La dirección del evento había sido arrancada por algún
freak
que tenía prisa en llegar a la velada, supuse. De vuelta a mi mesa pedí un segundo café al camarero: un joven rubio extremadamente delgado que parecía levitar sobre el suelo de madera. Yo había dejado de ser el único cliente, dado que sobre la mesa contigua había ahora un libro de tapas ámbar. Supuse que era de una dienta que había entrado en el baño mientras yo estaba en el de hombres.

Aburrido hasta la médula, esperé a ver quién acompañaría mi soledad aquel domingo por la mañana. Era, sin duda, una única persona —el clásico lector de café—, más concretamente una mujer.
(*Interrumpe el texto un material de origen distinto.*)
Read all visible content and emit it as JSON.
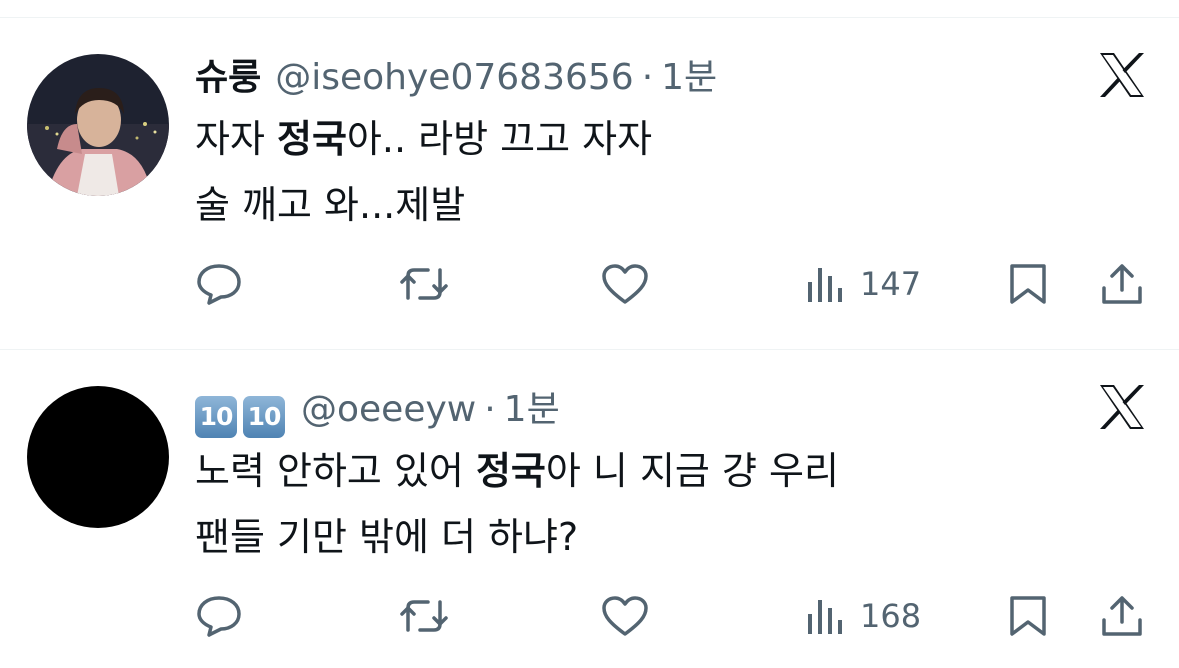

Sin embargo, diez minutos después no había salido nadie del lavabo de mujeres. Picado por la curiosidad, me levanté y dirigí mis pasos hacia la zona de los aseos, como un niño que se monta su película. Llamé dos veces a la puerta antes de preguntar:

—¿Se encuentra bien?

Como nadie contestó, así el tirador de la puerta, a la que no se había echado el cierre. Tras unos instantes de duda, abrí para descubrir que no había nadie. Acto seguido fui al lavabo de hombres. También vacío. No entendía nada.
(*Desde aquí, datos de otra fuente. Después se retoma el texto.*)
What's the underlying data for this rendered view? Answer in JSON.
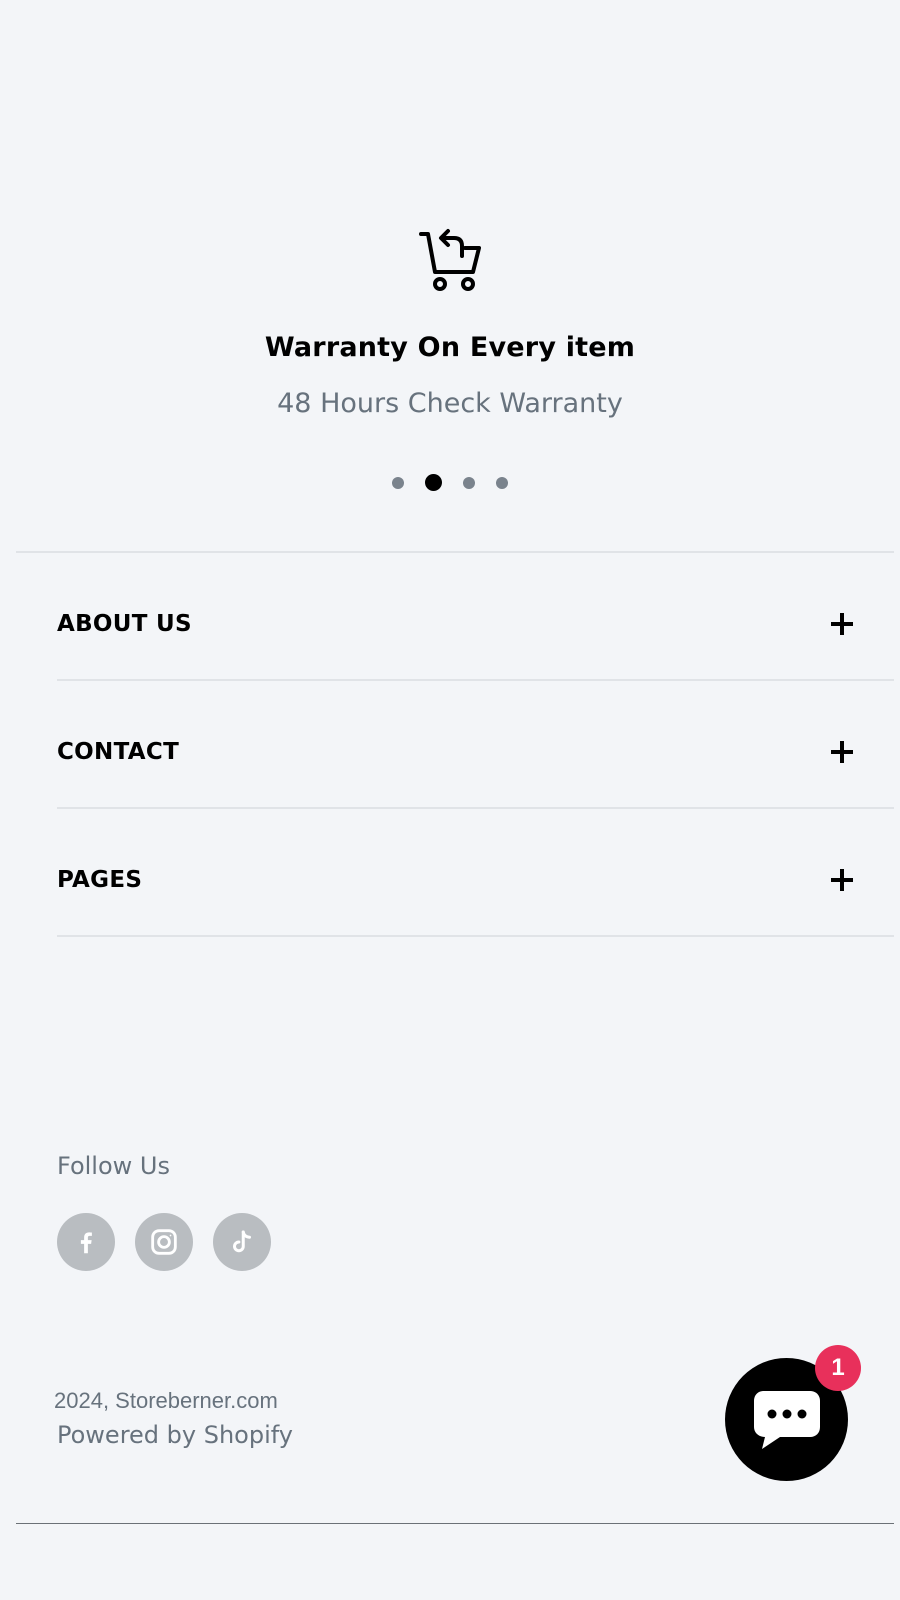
{
  "feature": {
    "icon": "cart-return-icon",
    "title": "Warranty On Every item",
    "subtitle": "48 Hours Check Warranty"
  },
  "carousel": {
    "slides": 4,
    "active_index": 1
  },
  "accordion": {
    "items": [
      {
        "label": "ABOUT US",
        "icon": "plus-icon"
      },
      {
        "label": "CONTACT",
        "icon": "plus-icon"
      },
      {
        "label": "PAGES",
        "icon": "plus-icon"
      }
    ]
  },
  "social": {
    "title": "Follow Us",
    "links": [
      {
        "name": "facebook",
        "icon": "facebook-icon"
      },
      {
        "name": "instagram",
        "icon": "instagram-icon"
      },
      {
        "name": "tiktok",
        "icon": "tiktok-icon"
      }
    ]
  },
  "footer": {
    "copyright": "2024, Storeberner.com",
    "powered": "Powered by Shopify"
  },
  "chat": {
    "icon": "chat-bubble-icon",
    "badge_count": "1",
    "badge_color": "#e8305b"
  }
}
Al regresar al salón del pequeño café todo seguía igual: mi taza en la mesa y el libro ámbar en la contigua. Ni un alma excepto el camarero, que me miraba con cara de sapo.
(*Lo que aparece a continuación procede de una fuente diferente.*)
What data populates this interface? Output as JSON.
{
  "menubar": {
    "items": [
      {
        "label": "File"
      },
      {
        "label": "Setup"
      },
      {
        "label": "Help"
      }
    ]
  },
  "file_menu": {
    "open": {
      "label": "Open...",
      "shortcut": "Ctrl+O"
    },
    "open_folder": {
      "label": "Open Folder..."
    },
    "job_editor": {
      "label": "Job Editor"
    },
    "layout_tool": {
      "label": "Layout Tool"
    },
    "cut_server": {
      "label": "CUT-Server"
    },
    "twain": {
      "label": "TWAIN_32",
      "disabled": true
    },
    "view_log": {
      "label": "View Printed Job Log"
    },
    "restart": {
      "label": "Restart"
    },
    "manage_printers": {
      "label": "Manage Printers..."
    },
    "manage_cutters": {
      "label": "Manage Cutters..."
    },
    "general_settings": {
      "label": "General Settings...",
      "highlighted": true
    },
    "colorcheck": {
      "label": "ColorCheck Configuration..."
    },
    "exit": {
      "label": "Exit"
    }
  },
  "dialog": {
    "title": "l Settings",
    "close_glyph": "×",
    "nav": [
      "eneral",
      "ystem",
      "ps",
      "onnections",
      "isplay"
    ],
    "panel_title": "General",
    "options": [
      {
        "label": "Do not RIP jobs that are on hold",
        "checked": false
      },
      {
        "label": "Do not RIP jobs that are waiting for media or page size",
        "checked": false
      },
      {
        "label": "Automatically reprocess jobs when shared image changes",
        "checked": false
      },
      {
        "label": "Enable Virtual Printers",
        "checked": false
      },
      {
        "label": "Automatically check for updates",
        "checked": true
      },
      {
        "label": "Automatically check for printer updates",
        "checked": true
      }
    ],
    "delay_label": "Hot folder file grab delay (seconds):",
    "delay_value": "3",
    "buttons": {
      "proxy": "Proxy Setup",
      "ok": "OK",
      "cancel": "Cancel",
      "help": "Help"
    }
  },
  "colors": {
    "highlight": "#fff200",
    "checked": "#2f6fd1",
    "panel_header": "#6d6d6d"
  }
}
—Alguien se ha dejado ese libro —dije a modo de justificación.

Como toda respuesta, el camarero liberó un bostezo. Insistí sobre el tema:

—¿Se ha fijado en quién había en esa mesa? Lo digo porque tal vez sea de un cliente habitual.

—No ha venido nadie —repuso sosamente—. Usted es el primer cliente de la mañana, y de momento el último.

—Imposible, puesto que hace un rato el libro no estaba ahí.

El rubiales se encogió de hombros, como diciendo: «¿Y a mí qué coño me importa?» Acto seguido volvió tras la barra y se sirvió una cerveza. El saxofón de Garbarek continuaba asesinando los coros sacros.

Desconcertado, tomé el libro en mis manos. Era la edición en español de una novela juvenil de 1910, tal como leí en la contracubierta. Hice girar el libro para ver el título y el autor:
El jardín secreto,
de Frances Hodgson.

La cubierta mostraba una bella ilustración victoriana: un muchacho de porte principesco de pie en una escalinata. Ésta iba a morir a un estanque con una estatua en el centro. El chico clavaba su mirada melancólica en las aguas, rodeadas por un jardín agreste que respiraba abandono.